At present, the UK has an estimated 300,000 hectares of soil that is thought to be contaminated with poisons such as cadmium, arsenic and lead.  Contaminated soil should certainly not be used for growing food and neither is it suitable for development. 

soil on building site being moved by diggers

New homes are built at an average density of 25 dwellings per hectare, which means that 7.5 million homes that could potentially be built – cannot go ahead until the land is decontaminated.

In terms of farming, 300,000 Ha could grow up to 3 million tonnes of wheat – or 5 Billion loaves of bread.

Local authorities may be less likely to test for contamination

Local authorities are required to clean up contaminated land before it can be used.  Without Defra’s funding, councils are less likely to proactively investigate potential contamination, despite the potential public health threat this poses.

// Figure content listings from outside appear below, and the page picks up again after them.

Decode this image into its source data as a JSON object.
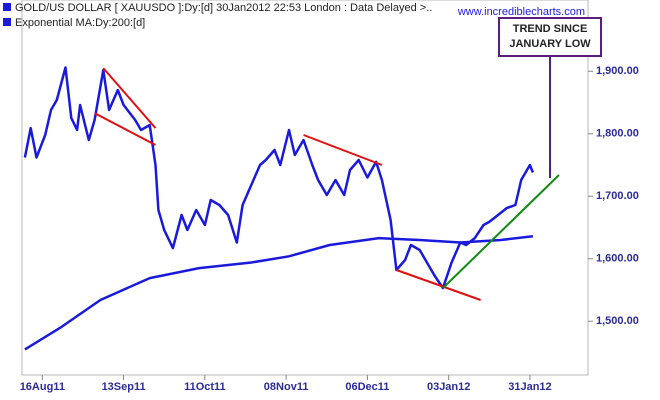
{
  "chart_data": {
    "type": "line",
    "watermark": "www.incrediblecharts.com",
    "annotation": {
      "lines": [
        "TREND SINCE",
        "JANUARY LOW"
      ],
      "color": "#5a1f7a"
    },
    "xlim": [
      "2011-08-09",
      "2012-02-20"
    ],
    "xticks": [
      {
        "value": "2011-08-16",
        "label": "16Aug11"
      },
      {
        "value": "2011-09-13",
        "label": "13Sep11"
      },
      {
        "value": "2011-10-11",
        "label": "11Oct11"
      },
      {
        "value": "2011-11-08",
        "label": "08Nov11"
      },
      {
        "value": "2011-12-06",
        "label": "06Dec11"
      },
      {
        "value": "2012-01-03",
        "label": "03Jan12"
      },
      {
        "value": "2012-01-31",
        "label": "31Jan12"
      }
    ],
    "ylim": [
      1414,
      2014
    ],
    "yticks": [
      {
        "value": 1500,
        "label": "1,500.00"
      },
      {
        "value": 1600,
        "label": "1,600.00"
      },
      {
        "value": 1700,
        "label": "1,700.00"
      },
      {
        "value": 1800,
        "label": "1,800.00"
      },
      {
        "value": 1900,
        "label": "1,900.00"
      }
    ],
    "series": [
      {
        "name": "GOLD/US DOLLAR [ XAUUSDO ]:Dy:[d]  30Jan2012 22:53 London : Data Delayed >..",
        "color": "#1a1adc",
        "x": [
          "2011-08-10",
          "2011-08-12",
          "2011-08-14",
          "2011-08-17",
          "2011-08-19",
          "2011-08-21",
          "2011-08-24",
          "2011-08-26",
          "2011-08-28",
          "2011-08-29",
          "2011-09-01",
          "2011-09-03",
          "2011-09-06",
          "2011-09-08",
          "2011-09-11",
          "2011-09-13",
          "2011-09-17",
          "2011-09-19",
          "2011-09-22",
          "2011-09-24",
          "2011-09-25",
          "2011-09-27",
          "2011-09-30",
          "2011-10-03",
          "2011-10-05",
          "2011-10-08",
          "2011-10-11",
          "2011-10-13",
          "2011-10-16",
          "2011-10-19",
          "2011-10-22",
          "2011-10-24",
          "2011-10-27",
          "2011-10-30",
          "2011-11-01",
          "2011-11-04",
          "2011-11-06",
          "2011-11-09",
          "2011-11-11",
          "2011-11-14",
          "2011-11-17",
          "2011-11-19",
          "2011-11-22",
          "2011-11-25",
          "2011-11-28",
          "2011-11-30",
          "2011-12-03",
          "2011-12-06",
          "2011-12-09",
          "2011-12-11",
          "2011-12-14",
          "2011-12-16",
          "2011-12-19",
          "2011-12-21",
          "2011-12-24",
          "2011-12-27",
          "2011-12-29",
          "2012-01-01",
          "2012-01-04",
          "2012-01-07",
          "2012-01-09",
          "2012-01-12",
          "2012-01-15",
          "2012-01-17",
          "2012-01-20",
          "2012-01-23",
          "2012-01-26",
          "2012-01-28",
          "2012-01-31",
          "2012-02-01"
        ],
        "values": [
          1762,
          1809,
          1762,
          1798,
          1838,
          1854,
          1906,
          1825,
          1806,
          1846,
          1790,
          1822,
          1902,
          1838,
          1870,
          1846,
          1822,
          1806,
          1814,
          1750,
          1678,
          1646,
          1617,
          1670,
          1646,
          1678,
          1654,
          1694,
          1686,
          1670,
          1626,
          1686,
          1718,
          1750,
          1758,
          1774,
          1750,
          1806,
          1766,
          1790,
          1750,
          1726,
          1702,
          1726,
          1702,
          1742,
          1758,
          1730,
          1755,
          1726,
          1662,
          1582,
          1598,
          1622,
          1614,
          1590,
          1574,
          1553,
          1594,
          1626,
          1622,
          1633,
          1654,
          1659,
          1670,
          1681,
          1686,
          1726,
          1750,
          1738
        ]
      },
      {
        "name": "Exponential MA:Dy:200:[d]",
        "color": "#1a1adc",
        "x": [
          "2011-08-10",
          "2011-08-22",
          "2011-09-05",
          "2011-09-22",
          "2011-10-09",
          "2011-10-27",
          "2011-11-09",
          "2011-11-23",
          "2011-12-10",
          "2011-12-24",
          "2012-01-07",
          "2012-01-21",
          "2012-02-01"
        ],
        "values": [
          1455,
          1489,
          1534,
          1569,
          1585,
          1594,
          1604,
          1622,
          1633,
          1630,
          1626,
          1630,
          1636
        ]
      }
    ],
    "trendlines": [
      {
        "color": "#e01010",
        "x": [
          "2011-09-06",
          "2011-09-24"
        ],
        "y": [
          1905,
          1809
        ]
      },
      {
        "color": "#e01010",
        "x": [
          "2011-09-03",
          "2011-09-24"
        ],
        "y": [
          1833,
          1782
        ]
      },
      {
        "color": "#e01010",
        "x": [
          "2011-11-14",
          "2011-12-11"
        ],
        "y": [
          1798,
          1750
        ]
      },
      {
        "color": "#e01010",
        "x": [
          "2011-12-16",
          "2012-01-14"
        ],
        "y": [
          1582,
          1534
        ]
      },
      {
        "color": "#138a13",
        "x": [
          "2012-01-01",
          "2012-02-10"
        ],
        "y": [
          1553,
          1734
        ]
      }
    ]
  }
}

These findings are published in a new report on the health of UK soil produced by the Environmental Audit Committee.  The Committee has called for Defra to set new funding for contaminated land remediation.

The soil health report also wants that failing to prevent soil degradation could lead to increased flood risk, lower food security and high carbon emissions.

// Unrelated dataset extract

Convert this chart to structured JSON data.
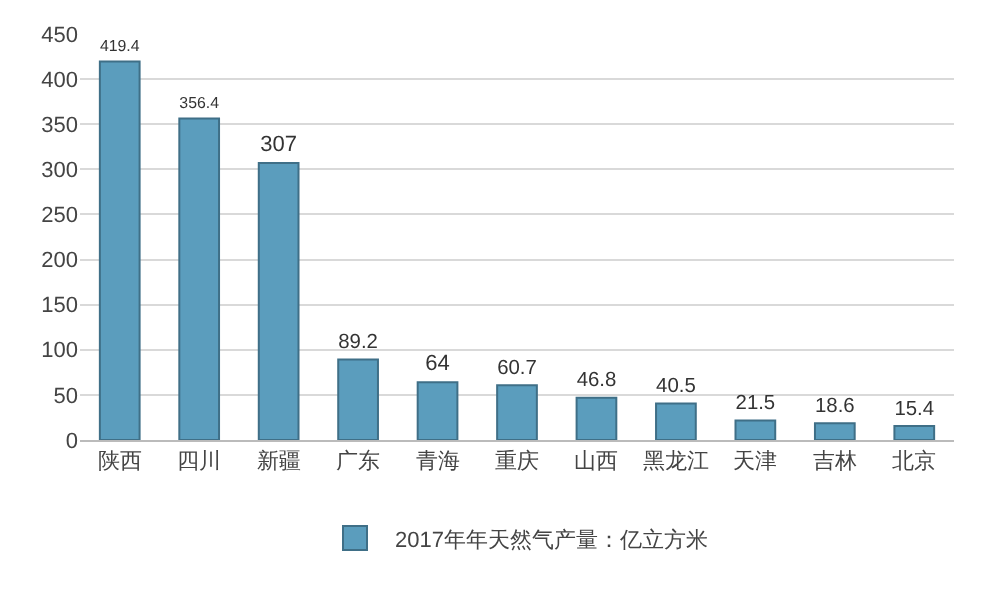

Committee Chair Mary Creagh MP said “Soil is a Cinderella environmental issue.  It doesn’t receive as much attention as air pollution, water quality or climate change. But, whether we realise it or not, society relies on healthy soil for the food we eat, for flood prevention and for storing carbon.  The Government says it wants our soil be managed sustainably by 2030, but there is no evidence that it is putting in place the policies to make this happen.”

What does this mean for gardeners?

In short – if you’re buying topsoil, be careful where it comes from.  Always buy from a reputable supplier and ask where your soil was sourced.  Suppliers should be able to give you soil test results so that you can see exactly what you’re buying.  If you’re not sure – don’t go there!